If she said she loved him now he would never believe her—she certainly hadn’t acted like a woman in love, she flailed herself wretchedly. Love believed the best of the beloved; it was generous and understanding and tender.

She deserved his hatred and contempt. She deserved all the pain and regret.

This orgy of self-recrimination continued until the weekend, and then two things happened which jolted Marigold out of her hopelessness, the first event instigating the second.

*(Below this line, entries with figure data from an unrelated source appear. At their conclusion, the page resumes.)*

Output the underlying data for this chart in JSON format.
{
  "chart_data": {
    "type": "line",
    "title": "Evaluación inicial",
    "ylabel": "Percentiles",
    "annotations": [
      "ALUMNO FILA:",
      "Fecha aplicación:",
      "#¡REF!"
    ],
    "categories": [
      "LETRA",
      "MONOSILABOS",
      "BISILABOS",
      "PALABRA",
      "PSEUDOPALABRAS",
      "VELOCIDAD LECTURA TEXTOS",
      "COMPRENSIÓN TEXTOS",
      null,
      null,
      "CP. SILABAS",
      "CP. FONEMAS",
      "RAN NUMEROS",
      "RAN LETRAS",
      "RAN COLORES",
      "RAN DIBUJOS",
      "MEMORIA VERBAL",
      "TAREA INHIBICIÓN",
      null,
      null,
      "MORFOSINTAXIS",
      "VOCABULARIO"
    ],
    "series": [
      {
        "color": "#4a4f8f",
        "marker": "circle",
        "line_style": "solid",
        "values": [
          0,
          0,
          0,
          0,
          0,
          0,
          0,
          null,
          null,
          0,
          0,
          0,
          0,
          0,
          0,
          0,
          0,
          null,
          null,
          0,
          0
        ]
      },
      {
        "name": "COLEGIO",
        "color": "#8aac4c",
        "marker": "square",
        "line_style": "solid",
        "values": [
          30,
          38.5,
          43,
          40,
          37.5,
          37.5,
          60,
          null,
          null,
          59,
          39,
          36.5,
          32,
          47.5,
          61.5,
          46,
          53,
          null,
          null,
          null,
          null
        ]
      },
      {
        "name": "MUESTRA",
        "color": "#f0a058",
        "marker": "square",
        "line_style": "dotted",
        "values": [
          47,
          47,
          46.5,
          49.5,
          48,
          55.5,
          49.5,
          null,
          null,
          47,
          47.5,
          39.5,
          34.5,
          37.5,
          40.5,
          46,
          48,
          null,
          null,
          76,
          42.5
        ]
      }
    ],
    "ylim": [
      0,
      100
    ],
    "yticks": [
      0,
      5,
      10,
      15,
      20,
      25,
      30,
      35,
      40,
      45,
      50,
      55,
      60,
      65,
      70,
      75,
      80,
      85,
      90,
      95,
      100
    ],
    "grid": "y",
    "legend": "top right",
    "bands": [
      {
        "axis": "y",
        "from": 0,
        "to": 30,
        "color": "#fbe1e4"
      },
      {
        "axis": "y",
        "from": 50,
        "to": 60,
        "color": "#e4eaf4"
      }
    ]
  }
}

At half-past nine in the morning on a cold but bright Saturday Marigold answered a knock at the door to find Dean on her doorstep, an enormous bunch of flowers in his hand. He spoke quickly before she could say a word. ‘I’ve come to ask if we can still be friends, just friends,’ he said quietly, not sounding like himself at all. ‘It was the truth when I said I missed you, Dee, and I don’t want it to end like this. I know you’re involved with someone else and I don’t blame you, but I’d like to think we can still ring each other now and again, meet for coffee, things like that. What do you think?’

She stared at him in astonishment, seeing the genuine desire for reconciliation, and then surprised them both by bursting into tears.

Two cups of coffee and a couple of rounds of toast later Marigold found herself in the extraordinary position of—having cried on Dean’s shoulder—being encouraged by her ex-fiancé to chase after another man. ‘If I thought there was the inkling of a chance of us getting back together I wouldn’t be saying this,’ Dean admitted wryly, ‘but there isn’t, is there?’

Marigold shook her head, her mouth being full of toast and Marmite.

‘And I feel a bit responsible you didn’t trust Flynn as you would have done if I hadn’t played fast and loose,’ Dean said in such a way Marigold suspected he expected her to deny he was to blame.

‘Good, you should,’ she responded firmly after swallowing the toast.

‘Yeah, right.’ He drained his coffee-cup, aware the time of Marigold seeing him through rose-coloured spectacles was well and truly over. ‘So, go and see him. Talk to him face to face. Tell it how it is. Grovel if you have to. If you don’t you’ll spend the rest of your life wondering if things might have been OK if you’d just tried.’

Marigold stared at him. Comfort came in the oddest ways and from sources you least expected.